5. Il motivo è fondato e va accolto.

La questione controversa risiede nell’individuare l’esatta portata precettiva della locuzione “in attuazione di atti o accordi, aventi data certa, anteriori alla data di entrata in vigore del presente decreto” cui il D.L. n. 223 del 2006, art. 36, subordina l’efficacia ultrattiva della (contestualmente abrogata) agevolazione tributaria prevista dal D.P.R. n. 917 del 1986, art. 19, comma 4-bis, sulle somme corrisposte per trattamento di fine rapporto: nella vicenda, è infatti pacifico che il rapporto di lavoro del contribuente istante in rimborso sia cessato nel gennaio 2008, ben oltre l’entrata in vigore (4 luglio 2006) del citato D.L. n. 223 del 2006.

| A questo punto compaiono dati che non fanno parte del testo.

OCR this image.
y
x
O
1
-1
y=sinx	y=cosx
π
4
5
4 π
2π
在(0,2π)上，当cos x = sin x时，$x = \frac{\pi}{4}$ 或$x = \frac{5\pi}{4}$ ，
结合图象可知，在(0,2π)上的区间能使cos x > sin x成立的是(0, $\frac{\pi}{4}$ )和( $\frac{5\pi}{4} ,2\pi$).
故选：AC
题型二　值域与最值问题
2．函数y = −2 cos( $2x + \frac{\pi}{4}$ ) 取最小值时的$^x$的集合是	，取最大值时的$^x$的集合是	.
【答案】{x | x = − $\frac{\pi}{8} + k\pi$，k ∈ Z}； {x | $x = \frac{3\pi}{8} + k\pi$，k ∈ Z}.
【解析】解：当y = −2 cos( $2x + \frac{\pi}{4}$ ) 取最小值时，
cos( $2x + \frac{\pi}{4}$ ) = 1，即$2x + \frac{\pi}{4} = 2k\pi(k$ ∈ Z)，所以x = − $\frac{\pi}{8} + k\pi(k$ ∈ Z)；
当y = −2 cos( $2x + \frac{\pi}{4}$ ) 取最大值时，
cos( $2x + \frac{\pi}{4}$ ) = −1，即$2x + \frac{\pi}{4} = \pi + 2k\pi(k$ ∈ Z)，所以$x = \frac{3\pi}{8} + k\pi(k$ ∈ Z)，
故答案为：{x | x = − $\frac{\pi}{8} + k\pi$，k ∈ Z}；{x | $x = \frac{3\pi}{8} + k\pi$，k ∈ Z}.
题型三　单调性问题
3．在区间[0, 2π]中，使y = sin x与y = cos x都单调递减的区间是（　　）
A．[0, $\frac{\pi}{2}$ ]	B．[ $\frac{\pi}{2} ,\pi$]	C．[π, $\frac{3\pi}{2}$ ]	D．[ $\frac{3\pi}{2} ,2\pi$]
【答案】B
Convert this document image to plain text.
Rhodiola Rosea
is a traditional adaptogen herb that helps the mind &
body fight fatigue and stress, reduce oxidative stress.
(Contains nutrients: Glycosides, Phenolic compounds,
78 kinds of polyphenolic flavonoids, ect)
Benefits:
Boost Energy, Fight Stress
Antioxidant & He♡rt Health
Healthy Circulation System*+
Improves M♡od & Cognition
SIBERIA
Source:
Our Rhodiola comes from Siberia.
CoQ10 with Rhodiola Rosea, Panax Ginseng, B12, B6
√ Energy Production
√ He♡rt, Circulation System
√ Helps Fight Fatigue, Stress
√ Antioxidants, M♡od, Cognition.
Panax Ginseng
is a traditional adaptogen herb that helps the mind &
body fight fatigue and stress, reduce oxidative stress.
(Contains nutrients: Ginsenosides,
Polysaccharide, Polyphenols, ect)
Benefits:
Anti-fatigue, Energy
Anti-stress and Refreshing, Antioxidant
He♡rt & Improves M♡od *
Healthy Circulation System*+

In specie, è necessario accertare se, al fine del riconoscimento ultrattivo del trattamento agevolativo abrogato, sia sufficiente che prima della vigenza del D.L. n. 223 del 2006: (i) siano stati stipulati accordi sindacali o atti unilaterali del datore di lavoro (variamente denominati: protocolli d’intesa, delibere, piani aziendali o altro) regolanti le condizioni per la cessazione anticipata del rapporto di lavoro con invito o sollecitazione al personale dipendente interessato a presentare la propria adesione entro un dato termine temporale (anche successivo al *****); oppure (ii) debba invece essere intervenuta anche l’adesione individuale del singolo lavoratore al piano d’incentivo già proposto dal datore di lavoro o oggetto di un accordo sindacale.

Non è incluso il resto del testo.